Une question me vient à l’esprit :

            - Tu as honte de moi, Anton ?

Ton corps tressaille. Qu’est-ce que ça signifie ? Que oui, tu as honte et que tu avais peur que je te pose la question ?

            - Comment peux-tu penser cela, Jacinthe ? Pourquoi est-ce que j’aurais honte de toi ?

            - Parce que tu fais tout pour moi et moi,  je te déçois. Je n’arrive pas à m’en sortir. J’allais mieux et j’ai perdu pied.

            - Oui, tu allais mieux. Tu t’en sortais admirablement. Je suis fier du chemin que tu as parcouru. Je sais que tu ne veux pas en parler maintenant, mais il y a une bonne raison à ta rechute.

            - Oui, dis-je de façon presque imperceptible, j’ai perdu le bébé. Je suis désolée.

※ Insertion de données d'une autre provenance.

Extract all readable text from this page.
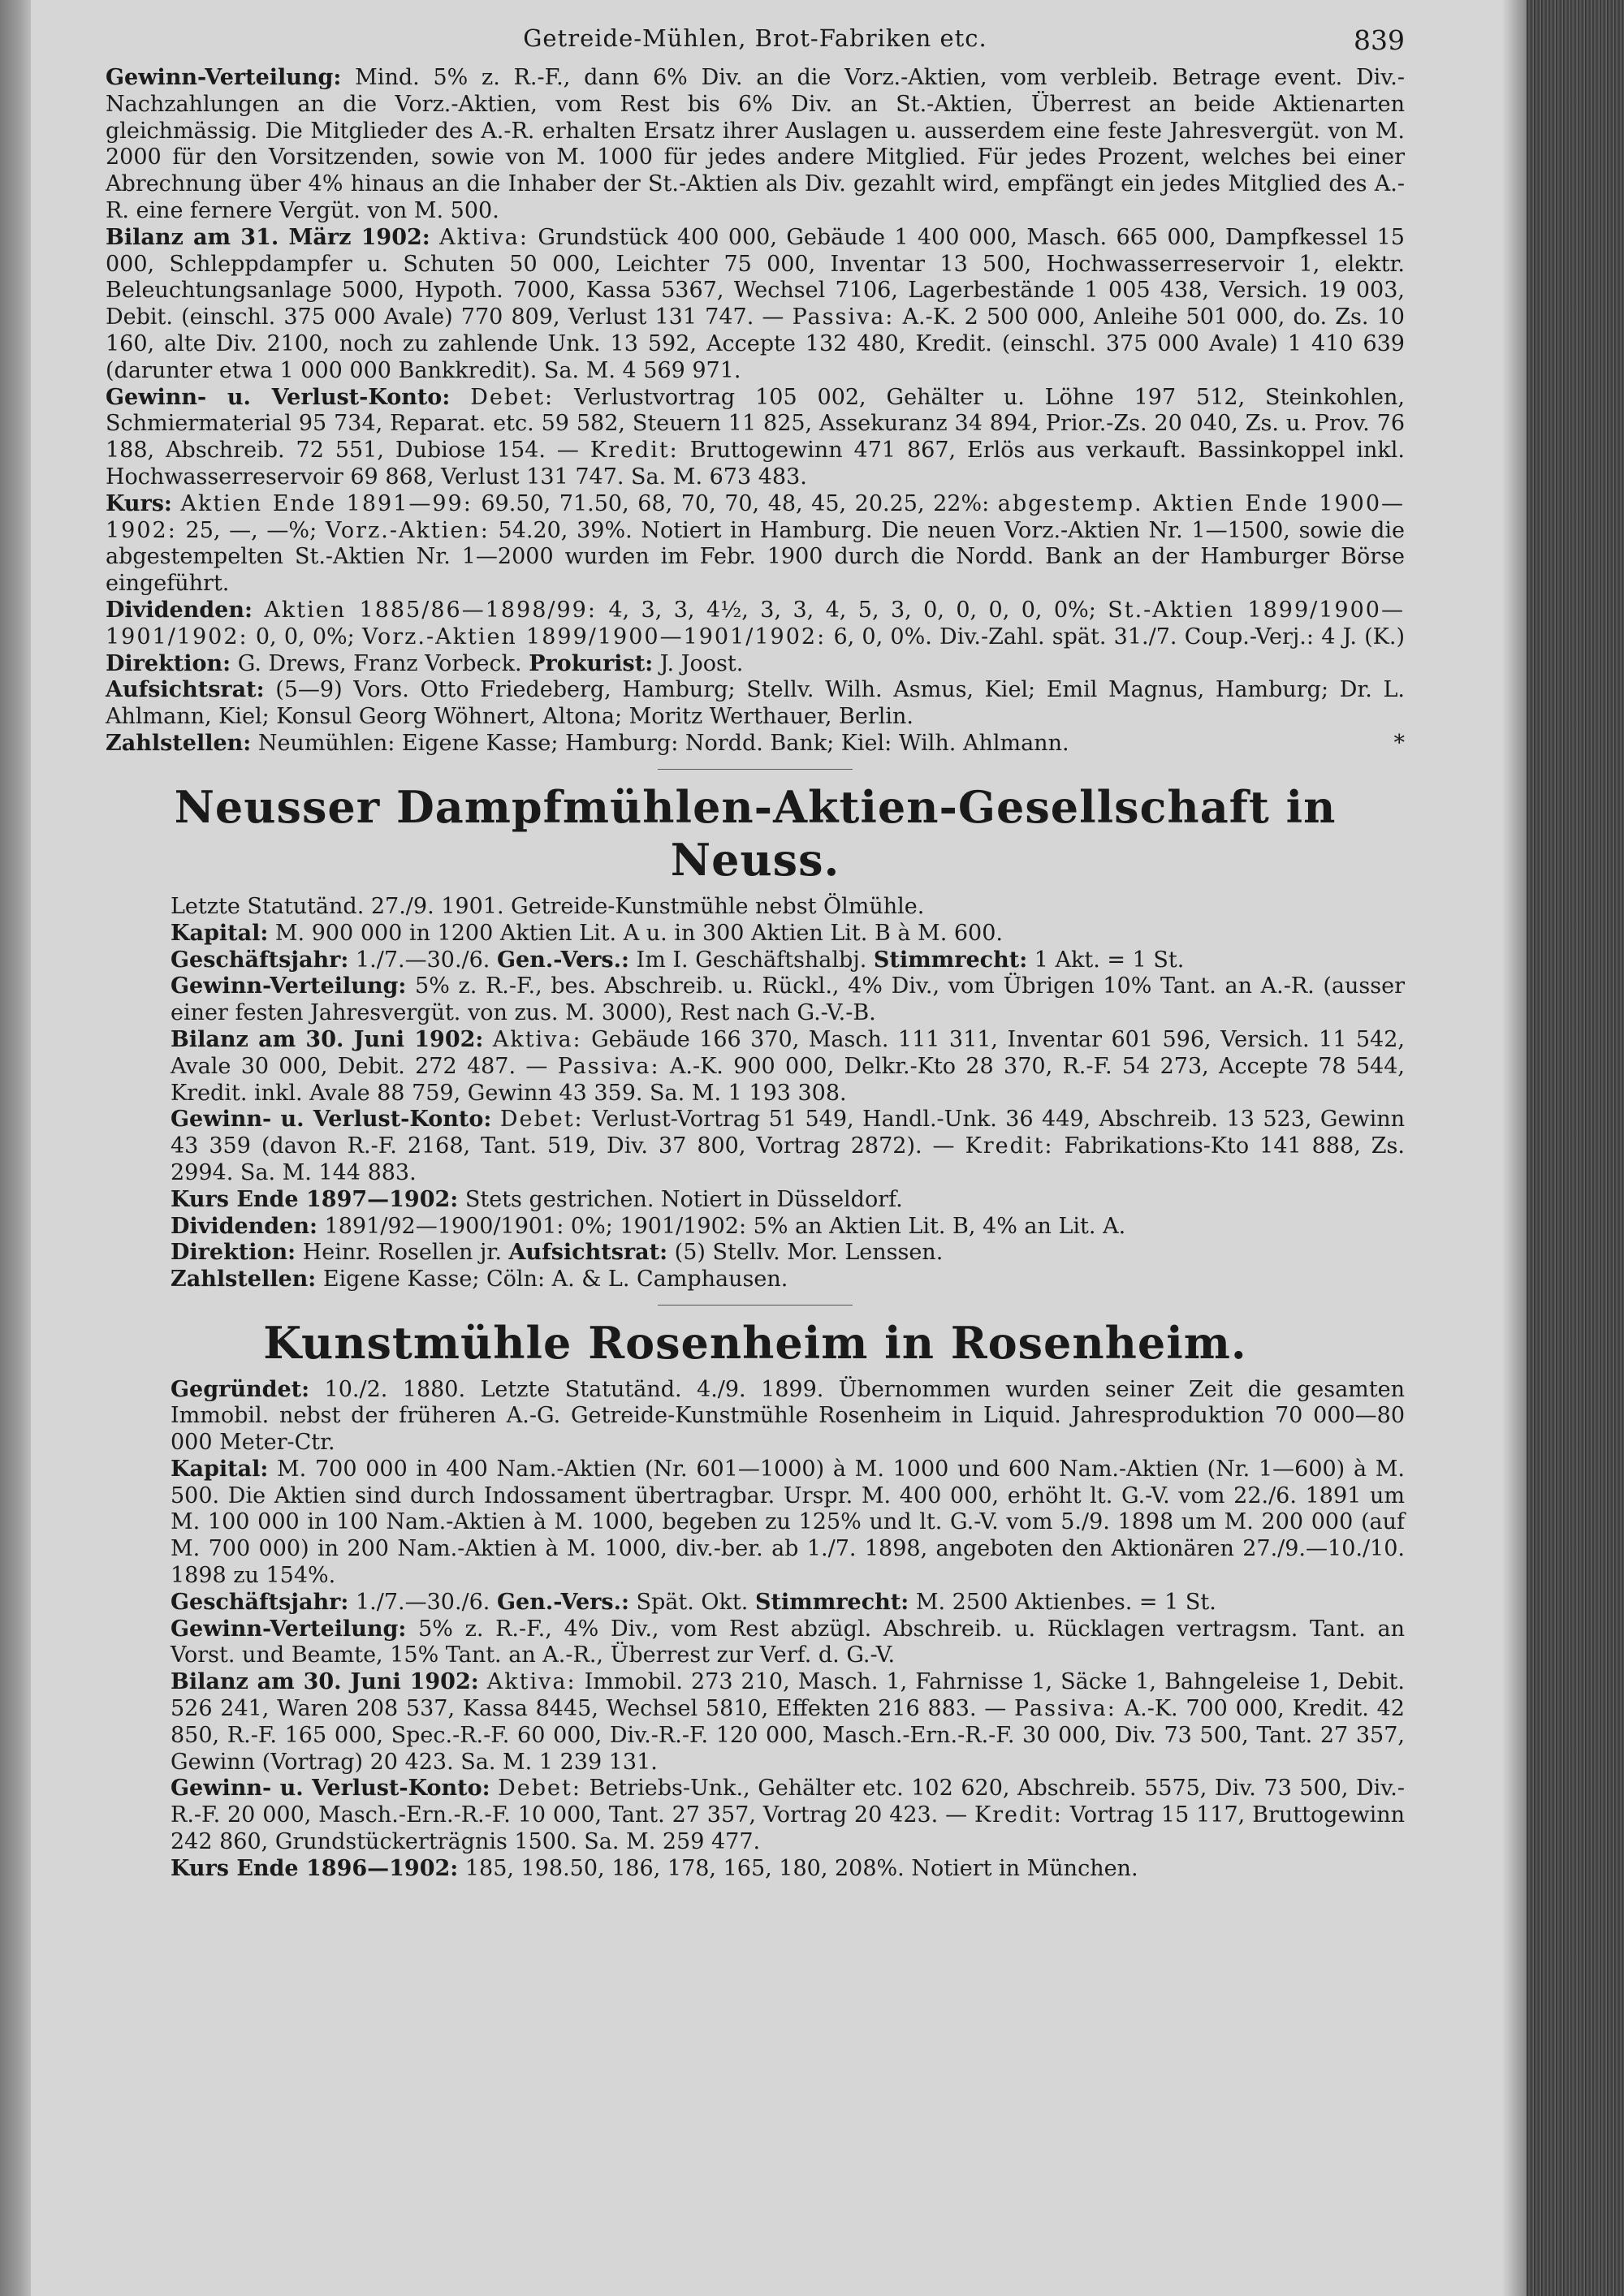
Getreide-Mühlen, Brot-Fabriken etc.	839

Gewinn-Verteilung: Mind. 5% z. R.-F., dann 6% Div. an die Vorz.-Aktien, vom verbleib. Betrage event. Div.-Nachzahlungen an die Vorz.-Aktien, vom Rest bis 6% Div. an St.-Aktien, Überrest an beide Aktienarten gleichmässig. Die Mitglieder des A.-R. erhalten Ersatz ihrer Auslagen u. ausserdem eine feste Jahresvergüt. von M. 2000 für den Vorsitzenden, sowie von M. 1000 für jedes andere Mitglied. Für jedes Prozent, welches bei einer Abrechnung über 4% hinaus an die Inhaber der St.-Aktien als Div. gezahlt wird, empfängt ein jedes Mitglied des A.-R. eine fernere Vergüt. von M. 500.

Bilanz am 31. März 1902: Aktiva: Grundstück 400 000, Gebäude 1 400 000, Masch. 665 000, Dampfkessel 15 000, Schleppdampfer u. Schuten 50 000, Leichter 75 000, Inventar 13 500, Hochwasserreservoir 1, elektr. Beleuchtungsanlage 5000, Hypoth. 7000, Kassa 5367, Wechsel 7106, Lagerbestände 1 005 438, Versich. 19 003, Debit. (einschl. 375 000 Avale) 770 809, Verlust 131 747. — Passiva: A.-K. 2 500 000, Anleihe 501 000, do. Zs. 10 160, alte Div. 2100, noch zu zahlende Unk. 13 592, Accepte 132 480, Kredit. (einschl. 375 000 Avale) 1 410 639 (darunter etwa 1 000 000 Bankkredit). Sa. M. 4 569 971.

Gewinn- u. Verlust-Konto: Debet: Verlustvortrag 105 002, Gehälter u. Löhne 197 512, Steinkohlen, Schmiermaterial 95 734, Reparat. etc. 59 582, Steuern 11 825, Assekuranz 34 894, Prior.-Zs. 20 040, Zs. u. Prov. 76 188, Abschreib. 72 551, Dubiose 154. — Kredit: Bruttogewinn 471 867, Erlös aus verkauft. Bassinkoppel inkl. Hochwasserreservoir 69 868, Verlust 131 747. Sa. M. 673 483.

Kurs: Aktien Ende 1891—99: 69.50, 71.50, 68, 70, 70, 48, 45, 20.25, 22%: abgestemp. Aktien Ende 1900—1902: 25, —, —%; Vorz.-Aktien: 54.20, 39%. Notiert in Hamburg. Die neuen Vorz.-Aktien Nr. 1—1500, sowie die abgestempelten St.-Aktien Nr. 1—2000 wurden im Febr. 1900 durch die Nordd. Bank an der Hamburger Börse eingeführt.

Dividenden: Aktien 1885/86—1898/99: 4, 3, 3, 4½, 3, 3, 4, 5, 3, 0, 0, 0, 0, 0%; St.-Aktien 1899/1900—1901/1902: 0, 0, 0%; Vorz.-Aktien 1899/1900—1901/1902: 6, 0, 0%. Div.-Zahl. spät. 31./7. Coup.-Verj.: 4 J. (K.) Direktion: G. Drews, Franz Vorbeck. Prokurist: J. Joost.

Aufsichtsrat: (5—9) Vors. Otto Friedeberg, Hamburg; Stellv. Wilh. Asmus, Kiel; Emil Magnus, Hamburg; Dr. L. Ahlmann, Kiel; Konsul Georg Wöhnert, Altona; Moritz Werthauer, Berlin.

Zahlstellen: Neumühlen: Eigene Kasse; Hamburg: Nordd. Bank; Kiel: Wilh. Ahlmann.	*

Neusser Dampfmühlen-Aktien-Gesellschaft in Neuss.

Letzte Statutänd. 27./9. 1901. Getreide-Kunstmühle nebst Ölmühle.

Kapital: M. 900 000 in 1200 Aktien Lit. A u. in 300 Aktien Lit. B à M. 600.

Geschäftsjahr: 1./7.—30./6. Gen.-Vers.: Im I. Geschäftshalbj. Stimmrecht: 1 Akt. = 1 St.

Gewinn-Verteilung: 5% z. R.-F., bes. Abschreib. u. Rückl., 4% Div., vom Übrigen 10% Tant. an A.-R. (ausser einer festen Jahresvergüt. von zus. M. 3000), Rest nach G.-V.-B.

Bilanz am 30. Juni 1902: Aktiva: Gebäude 166 370, Masch. 111 311, Inventar 601 596, Versich. 11 542, Avale 30 000, Debit. 272 487. — Passiva: A.-K. 900 000, Delkr.-Kto 28 370, R.-F. 54 273, Accepte 78 544, Kredit. inkl. Avale 88 759, Gewinn 43 359. Sa. M. 1 193 308.

Gewinn- u. Verlust-Konto: Debet: Verlust-Vortrag 51 549, Handl.-Unk. 36 449, Abschreib. 13 523, Gewinn 43 359 (davon R.-F. 2168, Tant. 519, Div. 37 800, Vortrag 2872). — Kredit: Fabrikations-Kto 141 888, Zs. 2994. Sa. M. 144 883.

Kurs Ende 1897—1902: Stets gestrichen. Notiert in Düsseldorf.

Dividenden: 1891/92—1900/1901: 0%; 1901/1902: 5% an Aktien Lit. B, 4% an Lit. A.

Direktion: Heinr. Rosellen jr. Aufsichtsrat: (5) Stellv. Mor. Lenssen.

Zahlstellen: Eigene Kasse; Cöln: A. & L. Camphausen.

Kunstmühle Rosenheim in Rosenheim.

Gegründet: 10./2. 1880. Letzte Statutänd. 4./9. 1899. Übernommen wurden seiner Zeit die gesamten Immobil. nebst der früheren A.-G. Getreide-Kunstmühle Rosenheim in Liquid. Jahresproduktion 70 000—80 000 Meter-Ctr.

Kapital: M. 700 000 in 400 Nam.-Aktien (Nr. 601—1000) à M. 1000 und 600 Nam.-Aktien (Nr. 1—600) à M. 500. Die Aktien sind durch Indossament übertragbar. Urspr. M. 400 000, erhöht lt. G.-V. vom 22./6. 1891 um M. 100 000 in 100 Nam.-Aktien à M. 1000, begeben zu 125% und lt. G.-V. vom 5./9. 1898 um M. 200 000 (auf M. 700 000) in 200 Nam.-Aktien à M. 1000, div.-ber. ab 1./7. 1898, angeboten den Aktionären 27./9.—10./10. 1898 zu 154%.

Geschäftsjahr: 1./7.—30./6. Gen.-Vers.: Spät. Okt. Stimmrecht: M. 2500 Aktienbes. = 1 St.

Gewinn-Verteilung: 5% z. R.-F., 4% Div., vom Rest abzügl. Abschreib. u. Rücklagen vertragsm. Tant. an Vorst. und Beamte, 15% Tant. an A.-R., Überrest zur Verf. d. G.-V.

Bilanz am 30. Juni 1902: Aktiva: Immobil. 273 210, Masch. 1, Fahrnisse 1, Säcke 1, Bahngeleise 1, Debit. 526 241, Waren 208 537, Kassa 8445, Wechsel 5810, Effekten 216 883. — Passiva: A.-K. 700 000, Kredit. 42 850, R.-F. 165 000, Spec.-R.-F. 60 000, Div.-R.-F. 120 000, Masch.-Ern.-R.-F. 30 000, Div. 73 500, Tant. 27 357, Gewinn (Vortrag) 20 423. Sa. M. 1 239 131.

Gewinn- u. Verlust-Konto: Debet: Betriebs-Unk., Gehälter etc. 102 620, Abschreib. 5575, Div. 73 500, Div.-R.-F. 20 000, Masch.-Ern.-R.-F. 10 000, Tant. 27 357, Vortrag 20 423. — Kredit: Vortrag 15 117, Bruttogewinn 242 860, Grundstückerträgnis 1500. Sa. M. 259 477.

Kurs Ende 1896—1902: 185, 198.50, 186, 178, 165, 180, 208%. Notiert in München.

            - Tu t’en veux ?

            - Oui. J’ai sûrement fait quelque chose de mal pour qu’il n’ait pas eu envie de rester avec moi.

            - Tu n’as rien fait de mal. Ce n’est pas de ta faute. Cela arrive à beaucoup de femmes, de couples.

            Ce dernier mot me rappelle que toi aussi, tu as perdu un enfant. Et dire que cette douleur est connue par de nombreuses personnes. Comment cela peut-il être possible ? On reprend une vie que l’on a à peine donnée. Je ne peux m’empêcher de penser que le bébé n’a pas eu envie d’une mère comme moi. Il sentait probablement mon mal-être. Au fond de moi, je peux le comprendre. J’aurais peut-être été incapable de m’en occuper.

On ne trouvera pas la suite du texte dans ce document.